A indiferença da União Europeia quanto à realocação dos migrantes

Menos de 28 mil pessoas foram acolhidos. O voto da Alemanha ameaça parar a reforma da Convenção de Dublin, acordo que assegura os direitos de asilo e amparo para os refugiados

refugiados

A coincidência não poderia ser pior. Na segunda-feira (25) expirou a validade para os termos fixados dois anos atrás na Comissão Europeia de Dublin para o programa de reassentamento aos requerentes de asilo na Itália e na Grécia. As eleições na Alemanha, que resultaram em uma forte reafirmação da extrema-direita, acabaram se sobrepondo a data.

O resultado da votação não significa nada de positivo para as políticas imigratórias que Bruxelles poderia adotar; aliás, podem significar uma ameaça.

O projeto de realocação de migrantes foi tratado de maneira hostil pelos países da União Europeia (UE), que relutaram em aprovar a proposta feita pelo presidente da Comissão Jean Claude Juncker em 2015, que consistia em distribuir 160 mil refugiados (em sua maioria africanos e iraquianos) abrigados na Itália e na Grécia entre os outros países da Europa.

Apesar aprovação do acordo, em 24 meses apenas 27 mil refugiados foram efetivamente transferidos, contra os 6 mil por mês previstos por Juncker. Dos acolhidos, apenas 8 mil vieram da Itália.

Segundo dados do governo italiano, são mil duzentos e cinquenta e seis os pedidos de transferência já aprovados, dos quais 992 estão à espera da resposta do país anfitrião. Enquanto isso, mil cento e noventa e cinco são os casos em que o país receptor ainda deve ser identificado.

Na manhã da segunda-feira (25), o comissário da Imigração da UE Dimitri Avramopoulos solicitou aos Estados-membros que prorroguem o programa, propondo continuar com as realocações até que a proposta para a reforma da Convenção de Dublin seja lançada.

O perigo está na amargura pela falha da primeira proposta do programa, que pode se transformar em ameaça a defesa dos diretos imigratórios. A Itália tem pressionado cada vez mais pela mudança do termo que define o país como o primeiro responsável pela chegada dos imigrantes; junto a ela, França e Alemanha foram encarregadas do cuidado com os refugiados.

Contudo, a chancelaria de Angela Merkel adiou todas as discussões sobre acolhimento e proteção aos direitos dos refugiados para depois das eleições no país.

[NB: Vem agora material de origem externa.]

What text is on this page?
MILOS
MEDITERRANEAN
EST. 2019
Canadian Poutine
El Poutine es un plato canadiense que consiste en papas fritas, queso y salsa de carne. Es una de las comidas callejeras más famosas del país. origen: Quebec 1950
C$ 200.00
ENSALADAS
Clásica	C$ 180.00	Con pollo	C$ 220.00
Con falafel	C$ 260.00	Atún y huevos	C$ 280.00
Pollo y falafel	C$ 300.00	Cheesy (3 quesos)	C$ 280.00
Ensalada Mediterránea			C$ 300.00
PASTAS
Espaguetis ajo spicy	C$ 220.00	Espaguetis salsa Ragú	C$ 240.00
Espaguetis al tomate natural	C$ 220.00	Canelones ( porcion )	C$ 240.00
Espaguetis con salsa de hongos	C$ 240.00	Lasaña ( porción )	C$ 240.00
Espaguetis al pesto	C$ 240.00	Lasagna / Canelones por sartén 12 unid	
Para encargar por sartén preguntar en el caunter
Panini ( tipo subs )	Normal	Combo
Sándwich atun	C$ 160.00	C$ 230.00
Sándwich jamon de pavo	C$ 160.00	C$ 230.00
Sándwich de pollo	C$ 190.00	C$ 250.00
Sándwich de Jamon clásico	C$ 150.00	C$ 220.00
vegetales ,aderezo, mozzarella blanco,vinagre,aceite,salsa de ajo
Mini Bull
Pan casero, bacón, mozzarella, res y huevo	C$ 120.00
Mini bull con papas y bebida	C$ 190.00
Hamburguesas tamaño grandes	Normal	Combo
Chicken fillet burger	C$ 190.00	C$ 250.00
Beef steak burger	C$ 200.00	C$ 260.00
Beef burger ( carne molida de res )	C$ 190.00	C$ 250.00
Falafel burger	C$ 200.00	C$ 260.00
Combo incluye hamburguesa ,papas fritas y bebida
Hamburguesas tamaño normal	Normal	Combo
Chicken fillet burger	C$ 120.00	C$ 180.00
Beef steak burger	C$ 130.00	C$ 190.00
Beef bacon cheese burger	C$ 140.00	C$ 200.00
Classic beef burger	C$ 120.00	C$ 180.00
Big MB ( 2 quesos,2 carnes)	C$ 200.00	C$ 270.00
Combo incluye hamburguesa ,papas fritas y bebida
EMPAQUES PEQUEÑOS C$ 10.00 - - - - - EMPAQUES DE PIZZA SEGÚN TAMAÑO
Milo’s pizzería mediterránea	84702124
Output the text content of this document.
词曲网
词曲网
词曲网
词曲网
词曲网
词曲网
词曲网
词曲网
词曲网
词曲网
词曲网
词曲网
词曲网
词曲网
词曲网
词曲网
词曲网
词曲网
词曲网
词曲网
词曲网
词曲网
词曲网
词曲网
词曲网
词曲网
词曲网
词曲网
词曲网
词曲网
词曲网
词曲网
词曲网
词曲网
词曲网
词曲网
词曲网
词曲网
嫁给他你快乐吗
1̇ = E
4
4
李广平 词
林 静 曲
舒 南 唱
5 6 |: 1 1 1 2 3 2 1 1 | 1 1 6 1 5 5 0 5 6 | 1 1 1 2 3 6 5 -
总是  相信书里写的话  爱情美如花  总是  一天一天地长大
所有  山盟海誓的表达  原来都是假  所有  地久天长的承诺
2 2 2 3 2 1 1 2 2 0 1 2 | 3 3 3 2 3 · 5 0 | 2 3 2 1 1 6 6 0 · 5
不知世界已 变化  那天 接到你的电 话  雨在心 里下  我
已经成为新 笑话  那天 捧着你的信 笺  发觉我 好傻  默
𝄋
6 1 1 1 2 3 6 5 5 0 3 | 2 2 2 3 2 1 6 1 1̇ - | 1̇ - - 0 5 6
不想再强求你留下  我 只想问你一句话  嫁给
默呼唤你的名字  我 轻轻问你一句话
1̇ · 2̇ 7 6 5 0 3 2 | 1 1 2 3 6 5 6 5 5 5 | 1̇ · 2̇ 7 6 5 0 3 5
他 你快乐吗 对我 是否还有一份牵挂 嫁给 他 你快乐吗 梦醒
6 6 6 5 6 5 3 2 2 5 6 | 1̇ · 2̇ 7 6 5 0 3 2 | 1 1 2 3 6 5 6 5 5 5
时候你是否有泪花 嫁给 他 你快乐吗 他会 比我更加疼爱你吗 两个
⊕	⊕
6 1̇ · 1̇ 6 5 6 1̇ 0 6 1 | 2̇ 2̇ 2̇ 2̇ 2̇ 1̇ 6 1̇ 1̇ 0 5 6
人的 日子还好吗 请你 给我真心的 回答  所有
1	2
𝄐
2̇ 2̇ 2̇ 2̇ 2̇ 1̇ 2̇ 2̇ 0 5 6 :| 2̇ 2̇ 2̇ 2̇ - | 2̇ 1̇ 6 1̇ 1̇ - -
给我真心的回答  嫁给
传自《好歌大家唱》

Agora que o resultado foi divulgado, as primeiras declarações da ministra sobre o assunto pareceram indiferentes quanto a colaborar para o acordo de Dublin. “Devemos entender os medos dos eleitores do Alternativa para a Alemanha (AfD) e reconquista-los” declarou após a votação, referindo-se ao partido de extrema-direita que chegou a 12% de aprovação.

O alto índice de confiança depositada no AfD mostra quantos alemães são contrários ao acolhimento dos migrantes e desejam o bloqueio da reforma de Dublin. Hungria, República Checa, Polônia e Eslovênia estão na mira da Comissão da UE. A Áustria foi notificada para votar em menos de um mês; o país tem Sebastian Kurz como ministro das Relações Exteriores, que já fez declarações de que os imigrantes deveriam ser confinados na ilha italiana de Lampedusa.

Enquanto isso existe a ameaça de mudanças no Tratado Internacional de Schengen, que prevê a abertura das fronteiras entre os países signatários. França, Alemanha, Áustria, Noruega e Dinamarca requereram em documento a simplificação das normas que autorizam a restauração do controle sobre as fronteiras internas, prolongando sua vida até dois anos (e não mais de seis meses renováveis por até três vezes como é hoje).

A justificativa para o pedido foi a preocupação com segurança em relação a ataques terroristas, contudo o intuito era também barrar os imigrantes. O próprio Avramopoulos anunciou que poderá apresentar as mudanças no final de setembro, atendendo também a outro pedido originário de Berlim e Paris: acelerar o “regresso voluntário a pátria” dos irregulares. “No momento em que apenas 36% dos imigrantes que não tem o direito de permanecer na União Europeia são repatriados, é claro que todos os envolvidos devem aumentar o seu trabalho de forma significativa”.

A Convenção de Dublin

Devido a emergência dos desembarques e do drama dos refugiados em número crescente, a União Europeia se comprometeu unir esforços para fazer uma revisão no Regulamento de Dublin, criado em 1990 e oficialmente reformulado pela última vez em 2003.

Entre 2015 e 2016 a comissão europeia se comprometeu em reformular o tratado para que haja uma melhor distribuição dos migrantes pelos diversos países europeus; além disso, algumas regras poderiam sofrer mudanças, como a hipótese de instituir um único processo para decidir o veto ou não de um pedido de asilo.